Publié dans Editorial

L'« or blanc »

Publié le vendredi, 10 novembre 2017

L'or, élément chimique Au et de numéro atomique 79, est l'un des métaux les plus appréciés et les plus recherchés du monde depuis des siècles et des siècles. Dans l'antiquité comme de nos jours, le métal jaune caracole au premier rang des signes de richesse ou de la puissance sociale. Avoir de l'or, chez soi, place le propriétaire dans l'orbite des cossus.

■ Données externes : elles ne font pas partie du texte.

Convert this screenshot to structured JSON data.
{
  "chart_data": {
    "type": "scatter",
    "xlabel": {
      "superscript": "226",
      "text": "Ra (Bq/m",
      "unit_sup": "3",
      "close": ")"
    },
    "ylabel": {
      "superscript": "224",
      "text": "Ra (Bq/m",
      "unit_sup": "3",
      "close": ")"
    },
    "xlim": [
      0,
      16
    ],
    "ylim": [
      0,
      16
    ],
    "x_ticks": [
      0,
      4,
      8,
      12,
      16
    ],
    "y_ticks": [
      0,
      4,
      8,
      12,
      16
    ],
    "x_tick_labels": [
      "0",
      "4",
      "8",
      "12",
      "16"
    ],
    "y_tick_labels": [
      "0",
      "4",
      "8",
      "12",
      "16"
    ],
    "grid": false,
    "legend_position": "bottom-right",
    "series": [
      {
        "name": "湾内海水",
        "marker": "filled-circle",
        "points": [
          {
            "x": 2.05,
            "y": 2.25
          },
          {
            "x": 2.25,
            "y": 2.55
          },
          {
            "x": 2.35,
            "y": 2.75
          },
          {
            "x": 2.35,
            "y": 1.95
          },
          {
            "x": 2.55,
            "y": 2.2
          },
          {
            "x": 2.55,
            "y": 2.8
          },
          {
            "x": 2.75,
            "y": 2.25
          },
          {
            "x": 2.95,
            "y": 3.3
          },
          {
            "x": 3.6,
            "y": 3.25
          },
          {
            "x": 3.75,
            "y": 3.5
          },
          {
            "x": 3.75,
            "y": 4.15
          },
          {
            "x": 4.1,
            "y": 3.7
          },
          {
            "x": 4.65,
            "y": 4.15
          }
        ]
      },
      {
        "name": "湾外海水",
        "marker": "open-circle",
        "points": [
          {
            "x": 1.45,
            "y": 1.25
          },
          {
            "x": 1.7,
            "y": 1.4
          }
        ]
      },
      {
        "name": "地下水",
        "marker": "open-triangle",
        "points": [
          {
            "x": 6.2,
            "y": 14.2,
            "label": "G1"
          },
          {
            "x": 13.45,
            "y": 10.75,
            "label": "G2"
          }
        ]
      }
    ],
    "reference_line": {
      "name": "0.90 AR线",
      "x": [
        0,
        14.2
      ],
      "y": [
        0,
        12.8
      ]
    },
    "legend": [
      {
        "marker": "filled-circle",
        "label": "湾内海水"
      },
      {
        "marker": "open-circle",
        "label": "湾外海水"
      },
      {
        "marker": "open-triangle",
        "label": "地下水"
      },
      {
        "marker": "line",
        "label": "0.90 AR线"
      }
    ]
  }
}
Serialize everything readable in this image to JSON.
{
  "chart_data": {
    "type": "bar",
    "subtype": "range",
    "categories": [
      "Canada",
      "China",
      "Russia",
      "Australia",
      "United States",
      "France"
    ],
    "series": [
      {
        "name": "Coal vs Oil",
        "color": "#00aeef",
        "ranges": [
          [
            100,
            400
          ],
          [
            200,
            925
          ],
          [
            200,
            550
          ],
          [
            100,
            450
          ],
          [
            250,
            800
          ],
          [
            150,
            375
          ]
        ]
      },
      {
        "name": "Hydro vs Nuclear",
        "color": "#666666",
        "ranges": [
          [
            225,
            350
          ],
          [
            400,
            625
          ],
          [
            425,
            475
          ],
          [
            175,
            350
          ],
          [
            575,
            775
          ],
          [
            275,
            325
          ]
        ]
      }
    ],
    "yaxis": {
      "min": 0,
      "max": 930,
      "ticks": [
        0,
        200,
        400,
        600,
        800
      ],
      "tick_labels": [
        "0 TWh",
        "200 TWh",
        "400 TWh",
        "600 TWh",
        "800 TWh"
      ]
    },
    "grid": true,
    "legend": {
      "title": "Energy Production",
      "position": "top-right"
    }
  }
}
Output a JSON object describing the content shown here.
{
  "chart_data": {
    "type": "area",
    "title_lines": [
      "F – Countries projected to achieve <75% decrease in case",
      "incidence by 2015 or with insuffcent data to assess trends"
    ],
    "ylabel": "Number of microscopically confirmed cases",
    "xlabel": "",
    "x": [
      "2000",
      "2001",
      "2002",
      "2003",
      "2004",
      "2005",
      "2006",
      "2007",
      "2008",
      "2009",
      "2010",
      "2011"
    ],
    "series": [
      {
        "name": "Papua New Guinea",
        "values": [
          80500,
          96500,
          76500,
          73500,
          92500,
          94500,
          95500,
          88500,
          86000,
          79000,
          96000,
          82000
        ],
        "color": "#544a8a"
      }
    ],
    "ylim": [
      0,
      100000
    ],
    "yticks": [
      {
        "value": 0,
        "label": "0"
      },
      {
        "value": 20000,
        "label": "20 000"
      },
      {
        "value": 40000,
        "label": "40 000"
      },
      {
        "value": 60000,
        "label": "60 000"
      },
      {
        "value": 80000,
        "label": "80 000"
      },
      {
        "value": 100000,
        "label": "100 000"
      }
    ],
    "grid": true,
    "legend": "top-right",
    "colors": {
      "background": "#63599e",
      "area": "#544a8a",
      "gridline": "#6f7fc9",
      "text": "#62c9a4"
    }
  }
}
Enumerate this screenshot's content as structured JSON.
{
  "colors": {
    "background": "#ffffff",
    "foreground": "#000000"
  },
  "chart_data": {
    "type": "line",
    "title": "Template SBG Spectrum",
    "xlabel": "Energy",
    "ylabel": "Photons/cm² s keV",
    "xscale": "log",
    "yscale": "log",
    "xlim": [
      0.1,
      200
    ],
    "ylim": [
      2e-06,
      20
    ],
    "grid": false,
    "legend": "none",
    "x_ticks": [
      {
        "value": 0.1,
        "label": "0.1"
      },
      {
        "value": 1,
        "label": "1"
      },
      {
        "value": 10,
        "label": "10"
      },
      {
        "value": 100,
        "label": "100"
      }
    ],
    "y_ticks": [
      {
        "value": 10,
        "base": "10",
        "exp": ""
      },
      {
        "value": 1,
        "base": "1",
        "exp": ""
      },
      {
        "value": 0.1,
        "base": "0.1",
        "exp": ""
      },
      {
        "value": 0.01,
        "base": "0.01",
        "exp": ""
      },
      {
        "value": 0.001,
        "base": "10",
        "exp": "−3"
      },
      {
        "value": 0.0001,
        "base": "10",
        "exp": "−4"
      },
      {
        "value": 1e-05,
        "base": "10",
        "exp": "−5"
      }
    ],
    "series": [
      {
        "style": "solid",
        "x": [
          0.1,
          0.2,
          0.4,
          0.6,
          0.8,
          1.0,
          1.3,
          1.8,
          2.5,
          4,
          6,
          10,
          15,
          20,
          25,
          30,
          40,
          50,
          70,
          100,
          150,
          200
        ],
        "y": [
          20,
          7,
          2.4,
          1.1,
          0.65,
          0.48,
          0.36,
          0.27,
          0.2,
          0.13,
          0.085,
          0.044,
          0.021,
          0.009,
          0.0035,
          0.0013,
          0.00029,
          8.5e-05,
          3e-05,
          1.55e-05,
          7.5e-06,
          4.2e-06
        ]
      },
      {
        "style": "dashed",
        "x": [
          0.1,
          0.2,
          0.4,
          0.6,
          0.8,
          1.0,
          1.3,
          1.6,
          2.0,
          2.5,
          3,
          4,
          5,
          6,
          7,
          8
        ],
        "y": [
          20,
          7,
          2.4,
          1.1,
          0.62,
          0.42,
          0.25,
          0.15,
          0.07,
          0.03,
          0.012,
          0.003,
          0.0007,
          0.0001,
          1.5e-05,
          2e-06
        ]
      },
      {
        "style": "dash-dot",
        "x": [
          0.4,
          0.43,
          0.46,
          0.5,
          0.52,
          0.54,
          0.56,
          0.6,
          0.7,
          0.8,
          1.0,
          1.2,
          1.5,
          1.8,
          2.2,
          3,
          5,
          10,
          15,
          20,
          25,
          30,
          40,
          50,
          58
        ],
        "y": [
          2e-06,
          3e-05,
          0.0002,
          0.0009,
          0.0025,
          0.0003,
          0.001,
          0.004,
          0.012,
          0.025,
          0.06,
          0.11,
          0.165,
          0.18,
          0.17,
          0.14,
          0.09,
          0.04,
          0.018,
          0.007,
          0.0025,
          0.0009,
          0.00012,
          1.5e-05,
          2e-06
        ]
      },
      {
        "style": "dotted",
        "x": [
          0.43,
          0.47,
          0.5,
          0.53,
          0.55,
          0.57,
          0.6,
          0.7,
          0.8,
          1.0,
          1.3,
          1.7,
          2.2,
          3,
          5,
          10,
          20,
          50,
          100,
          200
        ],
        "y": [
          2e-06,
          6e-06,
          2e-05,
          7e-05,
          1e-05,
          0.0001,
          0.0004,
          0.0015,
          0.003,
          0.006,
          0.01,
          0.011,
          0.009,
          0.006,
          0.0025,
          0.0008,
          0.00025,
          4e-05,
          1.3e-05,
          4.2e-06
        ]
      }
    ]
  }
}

L'or symbolise, aussi, toute ressource naturelle génératrice de richesse. C'est ainsi que l'on parle de l'« or noir », ce produit fossile non renouvelable qui fait le bonheur et la tourmente de l'ensemble des pays du Golfe et du Moyen-Orient. Il y a également, l'« or bleu » ou l'eau, cet élément naturel indispensable à la survie de tous les êtres vivants. De même, la mer qui regorge de ses produits halieutiques. Bref, ce que l'on appelle actuellement de l'économie bleue. Il est question, maintenant, de l'« or vert » qui constitue l'ensemble des ressources végétales auxquelles les responsables étatiques du monde entier militent pour leur conservation. Sans oublier l'« or blanc », la neige en tant que ressource non négligeable grâce aux activités touristiques qu'elle génère.

 Mais, il y a également cet autre « or blanc », des pays chauds, aux pépites blanches et parfois roses ou rouges, à savoir le riz. Notre attention est attirée sur le fait qu'il existe une variété de riz, le « makalioka », d'une blancheur éclatante et qui s'achète, par les temps qui courent, à… prix d'or. Effectivement, l'or n'est seulement pas une ressource génératrice de richesse, elle pourrait être aussi un produit de luxe dont la valeur et le coût sont, matériellement, hors de portée de la bourse de la plèbe.

Le riz, l'« or blanc », l'aliment de base des Malagasy, tord le cou de tous les régimes qui s'étaient succédé. En fait, depuis 1967, année où la production rizicole nationale atteignit le pic, le volume de la production ne cesse dégringoler. Durant les années 60, de la première République, le pays pouvait se vanter de réaliser une autosuffisance alimentaire, notamment en riz. Les producteurs étaient même en mesure d'exporter, surtout, pour la variété de « riz de luxe », le riz blanc. Un privilège qui échappe totalement aux tenants du pouvoir de la deuxième jusqu'à la quatrième République. La crise s'amplifie avec la bévue des responsables en place.

Le prix du « kapoaka » du riz blanc grimpe, sans cesse, si bien que dans certaines localités reculées, il va au-delà de 1 000 ariary. En tout cas, il existe un fossé béant entre le prix affiché officiellement et celui proposé sur les étals du marché de quartier.

L'Etat ne parvient pas à contenir l'envol du prix de cet « or blanc » dans la mesure où, selon les indiscrétions véhiculées sur la place publique, ce sont les responsables étatiques eux-mêmes qui sont de connivence avec les gros poissons, importateurs de ce produit hautement stratégique et à forte valeur ajoutée. La corruption qui gangrène le secteur n'arrange point du tout l'affaire. D'ailleurs, la surenchère qui frappe le riz voit son origine dans l'emprise généralisée de la corruption.

Les ménages des familles moyennes, et en particulier les gens défavorisés ne peuvent plus se permettre de prendre régulièrement cet aliment de base qu'est le riz, un authentique « or blanc ».